First-Timer Uphill Strategy Guide
Pre-run mechanical verification: Climbing Myogi exposes cooling system, clutch, and drivetrain weaknesses ruthlessly. Check coolant level when cold, inspect radiator cap seal, verify cooling fans operate properly. If your clutch has been slipping occasionally on flat roads, it will slip catastrophically here — climbing switchbacks with partial throttle will generate enough heat to glaze friction material permanently. Verify transmission fluid is fresh (under 50,000 km) and filled to proper level; sustained high-rpm shifting stresses synchros.
Power-to-weight reality check: Myogi uphill is one of few routes where power-to-weight ratio directly predicts competitive pace. A 180hp naturally-aspirated car weighing 1,100 kg (164 hp/ton) will outpace a 280hp turbo car weighing 1,450 kg (193 hp/ton) if the turbo driver can't maintain boost between corners. Understand your car's actual performance envelope rather than its spec sheet. A well-driven Miata will climb faster than a poorly-driven GT-R here because momentum conservation beats peak power.
Pacing strategy: Unlike downhill where you can start conservatively and brake harder if needed, uphill demands you commit to a sustainable pace from the start. Going too hard early means heat-soaking your cooling system, fatiguing yourself, and potentially overheating before summit. Start at 70% pace and increase only if temps remain stable and you feel controlled. Monitor gauges more than speed — water temp and oil pressure matter far more than mph on this route.

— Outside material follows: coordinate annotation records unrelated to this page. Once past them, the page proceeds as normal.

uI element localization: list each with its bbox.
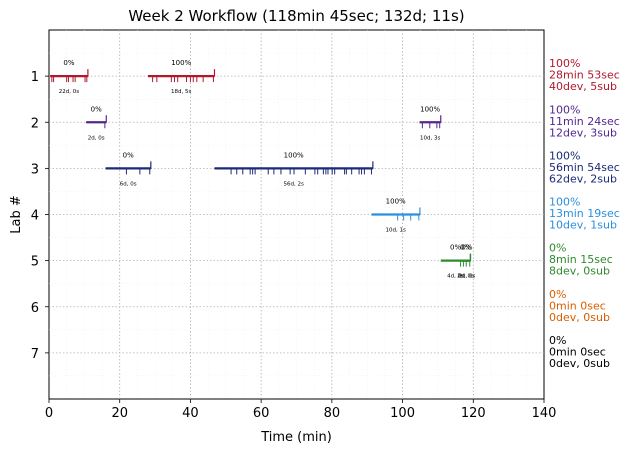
lab-summary-line: 0% [549,288,566,301]
segment-percent: 100% [420,105,440,113]
segment-percent: 0% [460,244,471,252]
lab-summary-line: 100% [549,57,580,70]
lab-summary-line: 13min 19sec [549,207,620,220]
x-axis-ticks: 0 20 40 60 80 100 120 140 [45,399,557,421]
segment-percent: 0% [461,244,472,252]
x-tick-label: 80 [324,406,341,421]
segment-count: 18d, 5s [171,89,191,95]
lab-summary-line: 0min 0sec [549,345,606,358]
lab-summary-line: 12dev, 3sub [549,126,617,139]
y-tick-label: 5 [31,255,39,270]
segment-count: 10d, 1s [385,228,405,234]
x-tick-label: 120 [461,406,486,421]
lab-summary-line: 100% [549,196,580,209]
segment-percent: 100% [386,198,406,206]
segment-count: 2d, 0s [457,274,474,280]
x-tick-label: 100 [390,406,415,421]
y-tick-label: 2 [31,116,39,131]
lab-summary-line: 10dev, 1sub [549,219,617,232]
x-axis-label: Time (min) [260,430,332,445]
lab-summary-line: 100% [549,149,580,162]
x-tick-label: 60 [253,406,270,421]
x-tick-label: 140 [532,406,557,421]
segment-percent: 0% [91,105,102,113]
segment-count: 10d, 3s [420,135,440,141]
y-tick-label: 6 [31,301,39,316]
lab-summary-line: 0dev, 0sub [549,357,610,370]
x-tick-label: 0 [45,406,53,421]
y-tick-label: 7 [31,347,39,362]
x-tick-label: 20 [111,406,128,421]
segment-count: 22d, 0s [59,89,79,95]
timeline-segments: 0% 22d, 0s 100% 18d, 5s 0% 2d, 0s 100% 10d, 3s 0… [50,59,475,280]
y-axis-ticks: 1 2 3 4 5 6 7 [31,70,49,362]
lab-summary-line: 8dev, 0sub [549,265,610,278]
segment-percent: 0% [63,59,74,67]
x-tick-label: 40 [182,406,199,421]
segment-count: 2d, 0s [88,135,105,141]
lab-summary-line: 0% [549,242,566,255]
y-tick-label: 1 [31,70,39,85]
lab-summary-line: 0dev, 0sub [549,311,610,324]
lab-summary-line: 62dev, 2sub [549,172,617,185]
segment-count: 6d, 0s [120,181,137,187]
chart-title: Week 2 Workflow (118min 45sec; 132d; 11s… [128,7,464,25]
segment-percent: 100% [171,59,191,67]
grid [49,30,544,399]
lab-summary-line: 0% [549,334,566,347]
segment-count: 2d, 0s [458,274,475,280]
segment-percent: 0% [123,151,134,159]
segment-count: 4d, 0s [447,274,464,280]
lab-summary-line: 8min 15sec [549,253,613,266]
y-tick-label: 4 [31,209,39,224]
segment-percent: 100% [284,151,304,159]
lab-summary-line: 56min 54sec [549,161,620,174]
y-axis-label: Lab # [9,195,24,234]
y-tick-label: 3 [31,162,39,177]
lab-summary-line: 11min 24sec [549,115,620,128]
segment-count: 56d, 2s [283,181,303,187]
lab-summary-line: 0min 0sec [549,299,606,312]
lab-summary-line: 28min 53sec [549,69,620,82]
lab-summary-line: 40dev, 5sub [549,80,617,93]
lab-summary-line: 100% [549,103,580,116]
segment-percent: 0% [450,244,461,252]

Corner-exit mindset shift: Downhill rewards late braking and precise entry. Uphill rewards early positioning and aggressive exits. Your corner begins 50 meters before turn-in — that's where you select gear, position car laterally, and plan exit trajectory. Entry speed matters less than maintaining momentum through apex and deploying power decisively on exit. First-timers focus on entry. Regulars focus on exit. The psychological shift is simple but profound: stop thinking about how fast you can enter corners and start thinking about how much momentum you can carry out of them.